キジのケンちゃんはいつもひとり

キジのケンちゃんはいつもひとり

数か月前から、庭にケンちゃんが現れるようになりました。野生の雉のケンちゃん。

多分、うちもご近所さんも、このケンちゃんの縄張りのうちにあるようです。
独特の鳴き声をあちらこちらで張り上げたあと、ばさばさばさっと勇ましく羽を鳴らす”ケンちゃんの縄張り宣言”の聞こえる範囲から推測するに、お向かいとお隣の2軒、プラス森の一部がおそらくケンちゃんの支配下のようです。

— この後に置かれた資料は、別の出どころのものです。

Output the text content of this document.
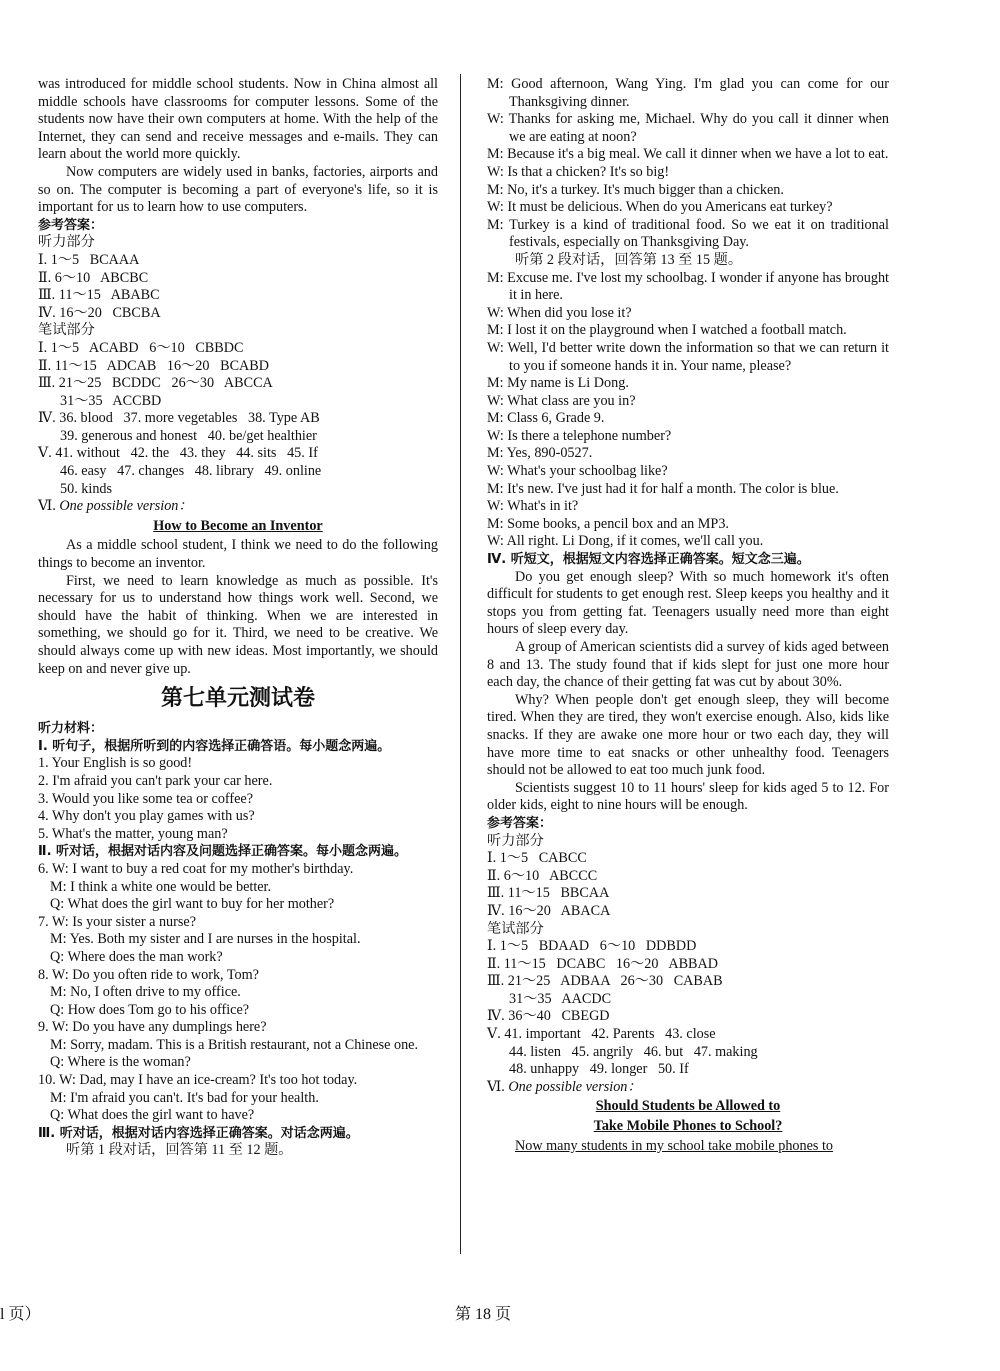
was introduced for middle school students. Now in China almost all middle schools have classrooms for computer lessons. Some of the students now have their own computers at home. With the help of the Internet, they can send and receive messages and e-mails. They can learn about the world more quickly.

Now computers are widely used in banks, factories, airports and so on. The computer is becoming a part of everyone's life, so it is important for us to learn how to use computers.

参考答案：

听力部分

Ⅰ. 1～5   BCAAA

Ⅱ. 6～10   ABCBC

Ⅲ. 11～15   ABABC

Ⅳ. 16～20   CBCBA

笔试部分

Ⅰ. 1～5   ACABD   6～10   CBBDC

Ⅱ. 11～15   ADCAB   16～20   BCABD

Ⅲ. 21～25   BCDDC   26～30   ABCCA

31～35   ACCBD

Ⅳ. 36. blood   37. more vegetables   38. Type AB

39. generous and honest   40. be/get healthier

Ⅴ. 41. without   42. the   43. they   44. sits   45. If

46. easy   47. changes   48. library   49. online

50. kinds

Ⅵ. One possible version：

How to Become an Inventor

As a middle school student, I think we need to do the following things to become an inventor.

First, we need to learn knowledge as much as possible. It's necessary for us to understand how things work well. Second, we should have the habit of thinking. When we are interested in something, we should go for it. Third, we need to be creative. We should always come up with new ideas. Most importantly, we should keep on and never give up.

第七单元测试卷

听力材料：

Ⅰ. 听句子，根据所听到的内容选择正确答语。每小题念两遍。

1. Your English is so good!

2. I'm afraid you can't park your car here.

3. Would you like some tea or coffee?

4. Why don't you play games with us?

5. What's the matter, young man?

Ⅱ. 听对话，根据对话内容及问题选择正确答案。每小题念两遍。

6. W: I want to buy a red coat for my mother's birthday.

M: I think a white one would be better.

Q: What does the girl want to buy for her mother?

7. W: Is your sister a nurse?

M: Yes. Both my sister and I are nurses in the hospital.

Q: Where does the man work?

8. W: Do you often ride to work, Tom?

M: No, I often drive to my office.

Q: How does Tom go to his office?

9. W: Do you have any dumplings here?

M: Sorry, madam. This is a British restaurant, not a Chinese one.

Q: Where is the woman?

10. W: Dad, may I have an ice-cream? It's too hot today.

M: I'm afraid you can't. It's bad for your health.

Q: What does the girl want to have?

Ⅲ. 听对话，根据对话内容选择正确答案。对话念两遍。

听第 1 段对话，回答第 11 至 12 题。

M: Good afternoon, Wang Ying. I'm glad you can come for our Thanksgiving dinner.

W: Thanks for asking me, Michael. Why do you call it dinner when we are eating at noon?

M: Because it's a big meal. We call it dinner when we have a lot to eat.

W: Is that a chicken? It's so big!

M: No, it's a turkey. It's much bigger than a chicken.

W: It must be delicious. When do you Americans eat turkey?

M: Turkey is a kind of traditional food. So we eat it on traditional festivals, especially on Thanksgiving Day.

听第 2 段对话，回答第 13 至 15 题。

M: Excuse me. I've lost my schoolbag. I wonder if anyone has brought it in here.

W: When did you lose it?

M: I lost it on the playground when I watched a football match.

W: Well, I'd better write down the information so that we can return it to you if someone hands it in. Your name, please?

M: My name is Li Dong.

W: What class are you in?

M: Class 6, Grade 9.

W: Is there a telephone number?

M: Yes, 890-0527.

W: What's your schoolbag like?

M: It's new. I've just had it for half a month. The color is blue.

W: What's in it?

M: Some books, a pencil box and an MP3.

W: All right. Li Dong, if it comes, we'll call you.

Ⅳ. 听短文，根据短文内容选择正确答案。短文念三遍。

Do you get enough sleep? With so much homework it's often difficult for students to get enough rest. Sleep keeps you healthy and it stops you from getting fat. Teenagers usually need more than eight hours of sleep every day.

A group of American scientists did a survey of kids aged between 8 and 13. The study found that if kids slept for just one more hour each day, the chance of their getting fat was cut by about 30%.

Why? When people don't get enough sleep, they will become tired. When they are tired, they won't exercise enough. Also, kids like snacks. If they are awake one more hour or two each day, they will have more time to eat snacks or other unhealthy food. Teenagers should not be allowed to eat too much junk food.

Scientists suggest 10 to 11 hours' sleep for kids aged 5 to 12. For older kids, eight to nine hours will be enough.

参考答案：

听力部分

Ⅰ. 1～5   CABCC

Ⅱ. 6～10   ABCCC

Ⅲ. 11～15   BBCAA

Ⅳ. 16～20   ABACA

笔试部分

Ⅰ. 1～5   BDAAD   6～10   DDBDD

Ⅱ. 11～15   DCABC   16～20   ABBAD

Ⅲ. 21～25   ADBAA   26～30   CABAB

31～35   AACDC

Ⅳ. 36～40   CBEGD

Ⅴ. 41. important   42. Parents   43. close

44. listen   45. angrily   46. but   47. making

48. unhappy   49. longer   50. If

Ⅵ. One possible version：

Should Students be Allowed to

Take Mobile Phones to School?

Now many students in my school take mobile phones to

l 页）	第 18 页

ここ数年、自宅周辺で鹿やイノシシやキジとの遭遇率が格段に上がったと子供たちとも話しています。野生動物が前よりも増えているよねって。(車を運転する時も飛び出す人間の子供とイノシシとシカに注意!です。)
遭遇の希少度別に並べると遭遇率が高いほうから、リスとキジとシカ、イノシシ、キツネ、ヘラジカとハリネズミです。
春先に庭に植えた紫のパンジーはかわいいだけでなくおいしくもあったようで植えて早々に鹿に食べられ、青じそを植えた区画は、何者かの寝床にされたようで、芽を確認する前にきれいに丸くぺったんこに均されて整地されました。
私の青じそ…。はかなく消えた。

窓の外に気配を感じて、または視界の隅で何か動いたと思ってみると、ケンちゃんが一人で庭をノコノコ歩いているのに私たちも慣れてきて、あっ、ケンちゃんだ。おっ、ケンちゃんが居るね。ケンちゃんいつも一人だね、とか、でもこないだ一瞬、彼女いたっぽくない?いたよね。私も見たもん、ケンちゃん振られたのかな、今日もケンちゃんの声で起こされたー。とか結構な頻度で話題に上るケンちゃん。

いつも一人でいるケンちゃんの心配までし始めました。

ヨーロッパの北の国のちょっと辺鄙な場所になぜか住みついているアジア人家族の家の庭に現れたケンちゃんに湧く不思議な感情。
ケンちゃんは一人じゃない。私も一人じゃない、的な。笑。
孤独に感じたとしても、本当はすべて干渉しあっていて、つながりあっているんだよなあという気持ち。
飄々と堂々と庭を歩いているように私には見えるケンちゃん。本当は彼女にふられて寂しいのかもしれないし、はたまた、ただ孤独を愛するキジなのかもしれない。
でも、ケンちゃん、あなたが望もうが望むまいがケンちゃんと私たちとご縁でつながっております。
張り巡らされてひとつになっている大きなものの中で、とても近くに存在するという縁。
遠くにいても近くにいてもつながっている。
今日も飄々と歩き縄張りの雄たけびをあげるケンちゃんに背中を押される(蹴られる?)気持ちで。
ケンちゃんに幸あれ。
(そこなおぬしこそ気合をいれて生きろ。by.ケンちゃん)

写真は公共のゴミ捨て場の、誰でも持って行ってちょうだいのコーナーにあったナラ材?のライティングビューロー。すごく良いなあ、素敵だなあとしばらく触りまくって眺めていました。笑。ドングリの葉っぱがレリーフされていた。明日も行ってみようかな。